TOKYO (BLOOMBERG) - Toyota Motor joined Honda Motor in saying they won't use key components made by Takata Corp, whose air bags are at the centre of the biggest automotive safety recall.
"The inflator using ammonium nitrate produced by Takata will not be adopted by Toyota," Akio Toyoda, Toyota president, said at a briefing on Friday (Nov 6). "What's most important above anything else is the safety and peace of mind of customers."
Takata fell 3.7 per cent to 856 yen as of 2:12 pm in Tokyo trading. The stock had earlier declined as much as 15 per cent and pared losses before Toyota's announcement. By comparison, the benchmark Topix index gained 0.7 per cent.
Honda and Toyota are the two companies with the most number of vehicles recalled because of Takata's air bags, which have been found to rupture with excessive force and are linked to more than a hundred injuries and eight deaths. Toyota's announcement adds to the expanding list of automakers that are distancing themselves from the supplier.
Mazda Motor said on Thursday its new cars will no longer use Takata air-bag inflators linked to scores of injuries and seven deaths in the US, while Subaru-maker Fuji Heavy Industries and Mitsubishi Motors are considering the same.

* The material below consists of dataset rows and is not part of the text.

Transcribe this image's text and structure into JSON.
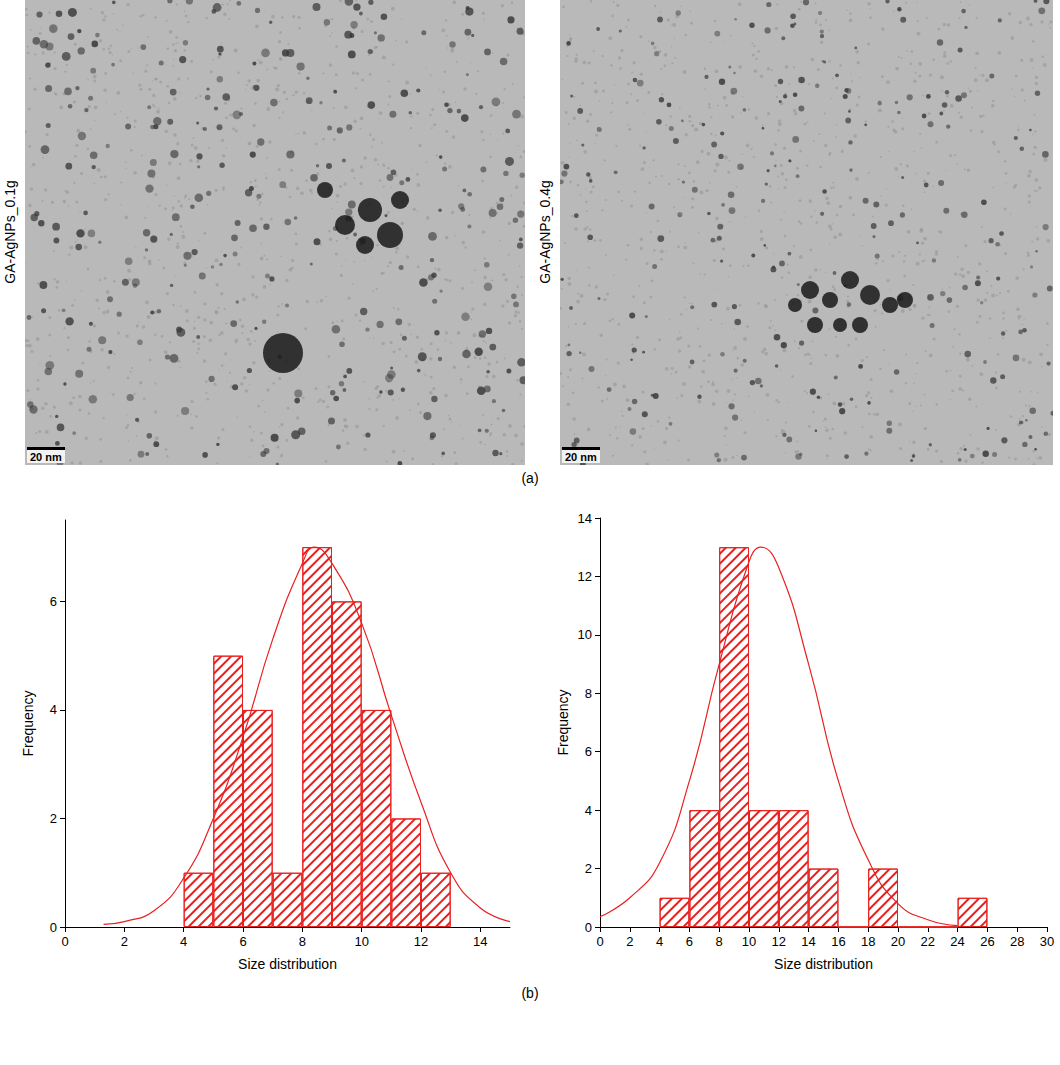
{
  "images": [
    {
      "label": "GA-AgNPs_0.1g",
      "scale_bar": "20 nm"
    },
    {
      "label": "GA-AgNPs_0.4g",
      "scale_bar": "20 nm"
    }
  ],
  "panel_labels": [
    "(a)",
    "(b)"
  ],
  "chart_data": [
    {
      "type": "histogram",
      "x_label": "Size distribution",
      "y_label": "Frequency",
      "bins": [
        4,
        5,
        6,
        7,
        8,
        9,
        10,
        11,
        12,
        13
      ],
      "counts": [
        1,
        5,
        4,
        1,
        7,
        6,
        4,
        2,
        1
      ],
      "color": "#e8201f",
      "xlim": [
        0,
        15
      ],
      "xticks": [
        0,
        2,
        4,
        6,
        8,
        10,
        12,
        14
      ],
      "ylim": [
        0,
        7.5
      ],
      "yticks": [
        0,
        2,
        4,
        6
      ],
      "curve": {
        "x": [
          1.3,
          2,
          3,
          4,
          5,
          6,
          7,
          8,
          8.4,
          9,
          10,
          11,
          12,
          13,
          14,
          15
        ],
        "values": [
          0.05,
          0.1,
          0.3,
          0.9,
          2.0,
          3.5,
          5.3,
          6.7,
          7.0,
          6.7,
          5.6,
          3.9,
          2.3,
          1.0,
          0.35,
          0.1
        ]
      }
    },
    {
      "type": "histogram",
      "x_label": "Size distribution",
      "y_label": "Frequency",
      "bins": [
        4,
        6,
        8,
        10,
        12,
        14,
        16,
        18,
        20,
        22,
        24,
        26
      ],
      "counts": [
        1,
        4,
        13,
        4,
        4,
        2,
        0,
        2,
        0,
        0,
        1
      ],
      "color": "#e8201f",
      "xlim": [
        0,
        30
      ],
      "xticks": [
        0,
        2,
        4,
        6,
        8,
        10,
        12,
        14,
        16,
        18,
        20,
        22,
        24,
        26,
        28,
        30
      ],
      "ylim": [
        0,
        14
      ],
      "yticks": [
        0,
        2,
        4,
        6,
        8,
        10,
        12,
        14
      ],
      "curve": {
        "x": [
          0,
          2,
          4,
          6,
          8,
          10,
          10.8,
          12,
          14,
          16,
          18,
          20,
          22,
          24
        ],
        "values": [
          0.35,
          1.0,
          2.2,
          5.0,
          9.0,
          12.5,
          13.0,
          12.3,
          9.0,
          5.0,
          2.3,
          0.8,
          0.25,
          0.05
        ]
      }
    }
  ]
}
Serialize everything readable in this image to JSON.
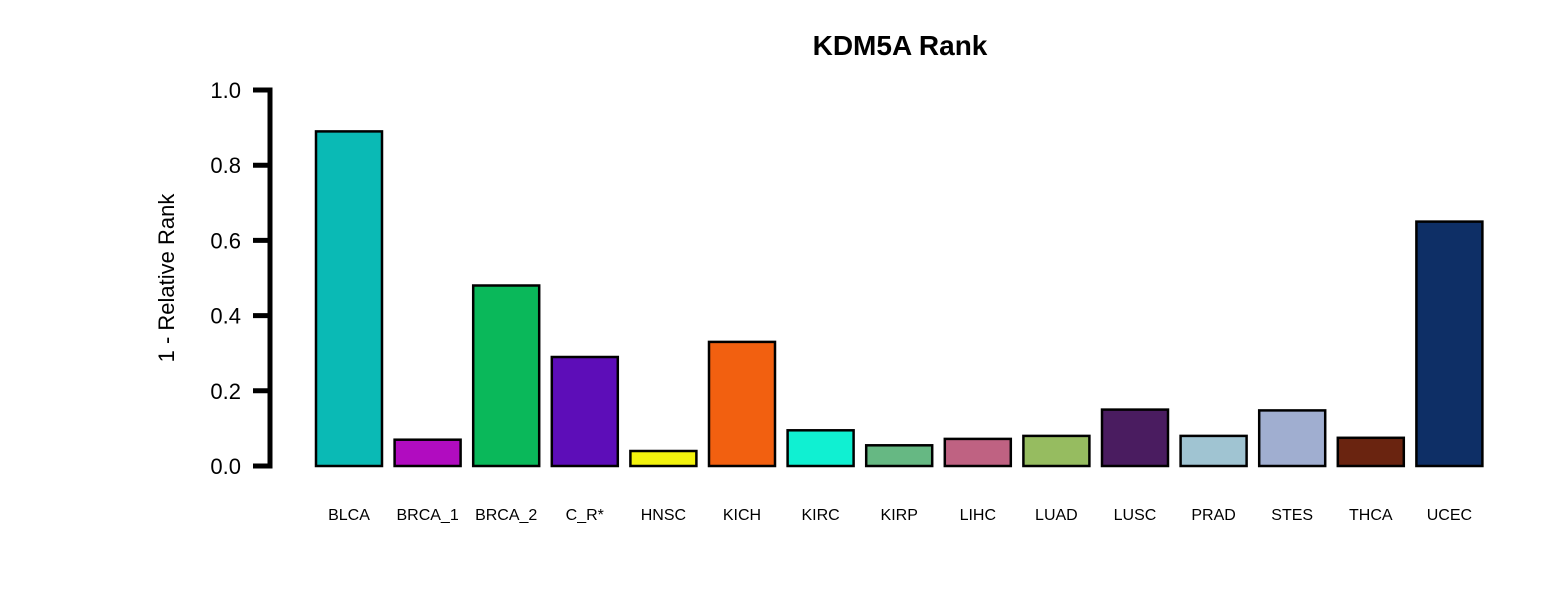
{
  "chart_data": {
    "type": "bar",
    "title": "KDM5A Rank",
    "xlabel": "",
    "ylabel": "1 - Relative Rank",
    "ylim": [
      0,
      1
    ],
    "yticks": [
      "0.0",
      "0.2",
      "0.4",
      "0.6",
      "0.8",
      "1.0"
    ],
    "ytick_values": [
      0,
      0.2,
      0.4,
      0.6,
      0.8,
      1.0
    ],
    "grid": false,
    "categories": [
      "BLCA",
      "BRCA_1",
      "BRCA_2",
      "C_R*",
      "HNSC",
      "KICH",
      "KIRC",
      "KIRP",
      "LIHC",
      "LUAD",
      "LUSC",
      "PRAD",
      "STES",
      "THCA",
      "UCEC"
    ],
    "values": [
      0.89,
      0.07,
      0.48,
      0.29,
      0.04,
      0.33,
      0.095,
      0.055,
      0.072,
      0.08,
      0.15,
      0.08,
      0.148,
      0.075,
      0.65
    ],
    "colors": [
      "#0ABAB5",
      "#B10CC0",
      "#0AB85A",
      "#5D0DB8",
      "#F2F20D",
      "#F26010",
      "#10F0D2",
      "#66B883",
      "#BF6282",
      "#96BC60",
      "#4A1C60",
      "#A0C4D2",
      "#A0AED0",
      "#6A2410",
      "#0E2F66"
    ]
  }
}
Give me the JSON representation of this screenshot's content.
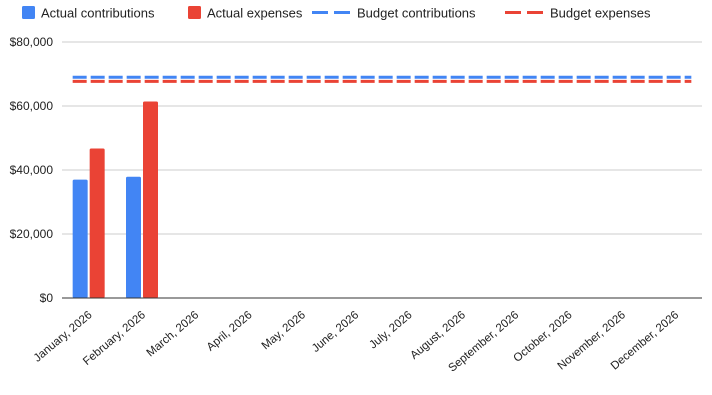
{
  "colors": {
    "contributions": "#4285f4",
    "expenses": "#ea4335",
    "grid": "#cccccc",
    "axis": "#333333"
  },
  "chart_data": {
    "type": "bar",
    "title": "",
    "xlabel": "",
    "ylabel": "",
    "ylim": [
      0,
      80000
    ],
    "yticks": [
      0,
      20000,
      40000,
      60000,
      80000
    ],
    "ytick_labels": [
      "$0",
      "$20,000",
      "$40,000",
      "$60,000",
      "$80,000"
    ],
    "grid": true,
    "legend_position": "top-left",
    "categories": [
      "January, 2026",
      "February, 2026",
      "March, 2026",
      "April, 2026",
      "May, 2026",
      "June, 2026",
      "July, 2026",
      "August, 2026",
      "September, 2026",
      "October, 2026",
      "November, 2026",
      "December, 2026"
    ],
    "series": [
      {
        "name": "Actual contributions",
        "kind": "bar",
        "color": "#4285f4",
        "values": [
          37000,
          37900,
          null,
          null,
          null,
          null,
          null,
          null,
          null,
          null,
          null,
          null
        ]
      },
      {
        "name": "Actual expenses",
        "kind": "bar",
        "color": "#ea4335",
        "values": [
          46700,
          61400,
          null,
          null,
          null,
          null,
          null,
          null,
          null,
          null,
          null,
          null
        ]
      },
      {
        "name": "Budget contributions",
        "kind": "dashed-line",
        "color": "#4285f4",
        "values": [
          69000,
          69000,
          69000,
          69000,
          69000,
          69000,
          69000,
          69000,
          69000,
          69000,
          69000,
          69000
        ]
      },
      {
        "name": "Budget expenses",
        "kind": "dashed-line",
        "color": "#ea4335",
        "values": [
          67700,
          67700,
          67700,
          67700,
          67700,
          67700,
          67700,
          67700,
          67700,
          67700,
          67700,
          67700
        ]
      }
    ]
  }
}
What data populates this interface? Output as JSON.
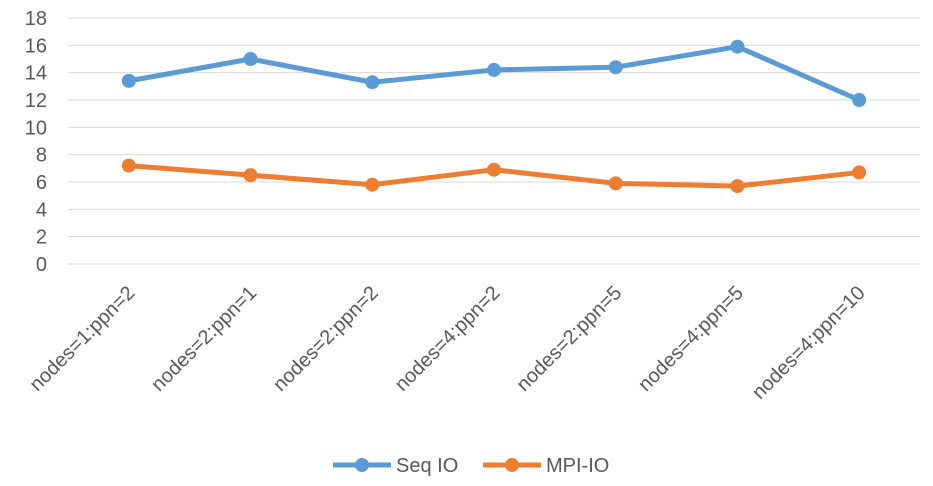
{
  "chart_data": {
    "type": "line",
    "title": "",
    "xlabel": "",
    "ylabel": "",
    "categories": [
      "nodes=1:ppn=2",
      "nodes=2:ppn=1",
      "nodes=2:ppn=2",
      "nodes=4:ppn=2",
      "nodes=2:ppn=5",
      "nodes=4:ppn=5",
      "nodes=4:ppn=10"
    ],
    "ylim": [
      0,
      18
    ],
    "yticks": [
      0,
      2,
      4,
      6,
      8,
      10,
      12,
      14,
      16,
      18
    ],
    "grid": true,
    "legend": "bottom",
    "series": [
      {
        "name": "Seq IO",
        "color": "#5b9bd5",
        "values": [
          13.4,
          15.0,
          13.3,
          14.2,
          14.4,
          15.9,
          12.0
        ]
      },
      {
        "name": "MPI-IO",
        "color": "#ed7d31",
        "values": [
          7.2,
          6.5,
          5.8,
          6.9,
          5.9,
          5.7,
          6.7
        ]
      }
    ]
  }
}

The comments follow Honda's decision to stop using Takata inflators in new models and its accusation that the company manipulated test data. The Nikkei reported on Friday that Nissan Motor plans not to use Takata's air-bag inflators in new models.
The emerging rifts mark an unusual repudiation in Japan, where corporate relationships are measured in decades and Takata had counted on automakers' support despite more than a year of criticism from US lawmakers and its auto-safety regulator. Even investors appeared to think the worst was over, with the stock up 14 per cent this year at one point through May. The tide turned this week when Honda surprised the market and set the stage for a potential exodus of more customers.
Takata, which reports earnings on Friday, plunged by the daily limit in Tokyo trading on Thursday, sinking 25 per cent to 889 yen. Spokesman Toyohiro Hishikawa declined to comment for this story.
Asked whether the company will survive, Takata president Shigehisa Takada told reporters on Wednesday, "there's risk."
Any blows to Takata's air bag business are devastating because it's the company's largest product segment, at 38 per cent of its 642.8 billion yen in sales for the fiscal year ending in March. Inflators are only a portion of its air bag products, and other components the company has to fall back on include seat belts, steering wheels, electronics and child seats.